Müttefik donanması ile birlikte 13 kasım 1918 günü İstanbul’a 3500 asker çıkarıldı. Bunlara daimi kalmaları için yer bulundu. Askerler şehre dağıldılar. İstanbul’un silahlı işgali ve 15 mart 1920 Letafet Apartımanı faciası bundan bir yıl, sekiz ay sonradır. İngilizlerle birlikte İstanbul’a İtalyanlar ve Fransızlar da gelmişti.
Fiili işgalden önceki iki yıla yakın zamanda Osmanlı İmparatorluğunun 450 yıllık başkenti İstanbul o yıllara kadar hiç bir zaman yabancı bir devletin işgaline uğramamıştı, şehir hiçbir zaman şerefsiz bir saldırı yaşamamıştı. İşgalden yüz yıl önce, yelken döneminde, Sultan III. Selim zamanı, birkaç İngiliz savaş kadırgası Çanakkale boğazını geçerek Marmara’ya girmiş ve bir sabah aniden Topkapı Sarayı’nın önünde görülmüştü ancak bu askerî olay, bir işgale dönüşmeden diplomatik yollarla halledilmişti, İngilizler 400 yıl hiç bir yabancı bandranın dalgalanmadığı bu suları bir günde terk ederek gitmişlerdi.
Yüzyılın başında İstanbul’un uğradığı gerçek işgal, bu şehrin tarihinde derin izler bırakmıştır.
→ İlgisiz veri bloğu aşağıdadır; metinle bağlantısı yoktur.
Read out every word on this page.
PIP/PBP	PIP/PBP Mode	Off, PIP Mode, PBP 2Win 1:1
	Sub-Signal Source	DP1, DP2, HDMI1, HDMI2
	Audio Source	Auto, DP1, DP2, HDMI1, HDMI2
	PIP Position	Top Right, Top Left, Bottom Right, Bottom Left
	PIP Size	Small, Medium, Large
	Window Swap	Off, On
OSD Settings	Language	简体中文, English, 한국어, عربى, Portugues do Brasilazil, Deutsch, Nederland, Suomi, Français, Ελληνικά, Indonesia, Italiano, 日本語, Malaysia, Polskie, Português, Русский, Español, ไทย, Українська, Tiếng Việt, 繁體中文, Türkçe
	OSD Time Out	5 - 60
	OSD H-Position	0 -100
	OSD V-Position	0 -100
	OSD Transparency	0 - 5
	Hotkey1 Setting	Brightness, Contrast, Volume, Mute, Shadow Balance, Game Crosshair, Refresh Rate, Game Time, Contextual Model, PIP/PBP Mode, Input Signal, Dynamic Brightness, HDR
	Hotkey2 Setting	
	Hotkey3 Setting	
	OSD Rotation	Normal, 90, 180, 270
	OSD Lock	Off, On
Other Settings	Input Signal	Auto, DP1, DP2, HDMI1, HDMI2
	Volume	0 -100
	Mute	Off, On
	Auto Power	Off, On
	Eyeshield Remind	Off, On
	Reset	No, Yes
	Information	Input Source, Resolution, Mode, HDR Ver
Bu işgal sadece askerî değil aynı zamanda sosyal bir hareket, şimdilerde moda olan değimle bir medeniyetler çatışmasıydı. Belki “medeniyetler karşılaşması” daha uygun düşecektir. Bu şehrin yakın tarihinde tartışmalı adıyla kendini gösteren İngiliz subayı Yüzbaşı John Godolphin Bennet, bu olayın mahsulüdür. Bennet makinelı tüfekle süslenen ve dağılmakta olan İngiliz Milletler topluluğunu, bu icat yüzünden olağanüstü başarıları ile yeniden hayata döndüren, İngiltere Kraliyet ordusunun başarılı bir neferiydi. O da geri kalanları küçümsüyordu. Hiç kuşkusuz o da tüm meslektaşları ve onların arkasında duran politikacıları, giderek tüm İngiliz kamu oyu gibi “üstün ırk” iddiasındaydı.
Osmanlı başkentini fiilen işgal edenler, yeryüzünde işte o üstün ırk iddiasında olanlardır. Bunlar kendi uygarlıklarının karşısına dikilen diğer uygarlıkları, insan topluluklarını ve farklı yaşam biçimlerini, arzın sathından silebildikleri ölçüde yasallık ve devamlılık kazanacaklarına inanmışlardı. Bu inançlarını daha sonra denemeye devam edecekler ve bu düşünce ve davranışlarını ekonomik ve endüstriyel çıkarların çok ötesine taşıyarak yeryüzü çapında bir sosyal reform düzeyine ulaştıracaklardı. Başarılı oldular. Bugün ulaştıkları nokta budur.